Cavanagh claims that ONS population projections have proved unreliable in the past. He quotes erroneous projections but does not say that they are half a century old. Migration played no part whatsoever at that time. Net migration was then negative, as it had been, with the exception of a few years, for many preceding centuries In fact, during the past 50 years, the ONS have been accurate to +/- 2½% in projecting populations 20 years ahead.
As for the suggestion that Migration Watch concerns about population are based on “accelerating population growth from migrant babies” this is completely irrelevant. Migrant birth-rates are not incorporated into the ONS projections in any way; the same average is assumed to apply to all.
Almost 25% of births in England and Wales are now to immigrant women. At present, according to the ONS, the birth rates of immigrant mothers are equivalent to a family size of 2.5 children compared with 1.85 to native born women (which includes UK-born members of ethnic minority groups). The ONS currently makes the cautious assumption of a long-term fertility rate equivalent to 1.84 children per woman although the most recent actual level is 1.95 for the UK.
Cavanagh then moves on to the bizarre suggestion that “we should think a bit harder before we decide that it would be really so bad, or unmanageable, if we carried on growing through migration at, say, 150,000 per year”. The effect of migration at this level would take the population of the UK to 70 million in twenty years and 75 million in forty years.
The key point, however, is that it would not stop there. Our population will continue to grow indefinitely unless either our birth rate collapses or we get immigration under control. At present immigration accounts for 68% of the increase in our population.
When it comes to population densities, Cavanagh carefully chooses the UK rather than England which is the destination of about 90% of migrants. If you take England you find that, leaving aside small islands and city states, we are indeed the sixth most crowded country in the world after Bangladesh, Taiwan, South Korea, and (just) Lebanon and Rwanda. It will not be much of a comfort to those struggling in an overcrowded tube to know that the Maldives, Aruba, Mayotte and other assorted islands are more crowded that England.

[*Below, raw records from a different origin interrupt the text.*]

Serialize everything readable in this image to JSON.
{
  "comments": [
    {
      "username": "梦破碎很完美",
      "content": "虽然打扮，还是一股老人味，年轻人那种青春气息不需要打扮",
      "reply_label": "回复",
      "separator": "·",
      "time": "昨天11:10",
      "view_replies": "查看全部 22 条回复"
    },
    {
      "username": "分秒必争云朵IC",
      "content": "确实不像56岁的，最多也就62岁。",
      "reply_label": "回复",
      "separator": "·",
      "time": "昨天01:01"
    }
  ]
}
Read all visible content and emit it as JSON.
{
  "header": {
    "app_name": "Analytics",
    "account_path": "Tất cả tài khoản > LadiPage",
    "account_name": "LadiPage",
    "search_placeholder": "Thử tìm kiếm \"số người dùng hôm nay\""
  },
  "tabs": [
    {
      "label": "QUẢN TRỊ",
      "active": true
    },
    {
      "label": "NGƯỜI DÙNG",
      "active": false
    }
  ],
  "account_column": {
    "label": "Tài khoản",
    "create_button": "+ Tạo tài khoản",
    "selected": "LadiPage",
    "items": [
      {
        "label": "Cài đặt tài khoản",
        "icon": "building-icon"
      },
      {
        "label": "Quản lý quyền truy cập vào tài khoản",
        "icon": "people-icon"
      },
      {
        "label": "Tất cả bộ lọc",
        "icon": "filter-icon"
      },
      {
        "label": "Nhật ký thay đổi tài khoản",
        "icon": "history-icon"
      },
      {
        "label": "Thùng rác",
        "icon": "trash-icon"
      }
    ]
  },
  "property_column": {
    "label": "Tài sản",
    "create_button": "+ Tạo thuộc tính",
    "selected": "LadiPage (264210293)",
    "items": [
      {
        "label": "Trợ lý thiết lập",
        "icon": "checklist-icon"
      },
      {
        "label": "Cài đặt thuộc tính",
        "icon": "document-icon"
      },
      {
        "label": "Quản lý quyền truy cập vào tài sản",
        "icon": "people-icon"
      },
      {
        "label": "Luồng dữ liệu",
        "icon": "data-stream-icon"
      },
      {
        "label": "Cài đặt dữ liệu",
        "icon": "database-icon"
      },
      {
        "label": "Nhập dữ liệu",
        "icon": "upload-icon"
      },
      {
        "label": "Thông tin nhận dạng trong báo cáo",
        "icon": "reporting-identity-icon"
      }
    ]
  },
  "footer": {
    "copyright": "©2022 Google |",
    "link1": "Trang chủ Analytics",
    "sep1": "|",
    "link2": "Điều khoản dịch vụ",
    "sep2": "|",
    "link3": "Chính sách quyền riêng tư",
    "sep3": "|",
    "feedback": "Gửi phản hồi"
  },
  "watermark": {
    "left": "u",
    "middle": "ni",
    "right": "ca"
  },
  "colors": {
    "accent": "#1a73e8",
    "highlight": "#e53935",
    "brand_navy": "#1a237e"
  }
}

The basic facts of the case are inescapable. England is extremely crowded. Over 2/3rds of population increase is due to immigration. So the choice is clear cut either we bring immigration under control or we allow our population to increase continuously. The public have certainly made up their minds. Our recent opinion poll showed that 80% believe that England is crowded while a BBC text poll found that 94% agreed that Britain is full.
So let us have the debate on population but let it be based on an understanding of current methods of projecting population and let the enthusiasts for immigration explain exactly why they want more people in this small and crowded island.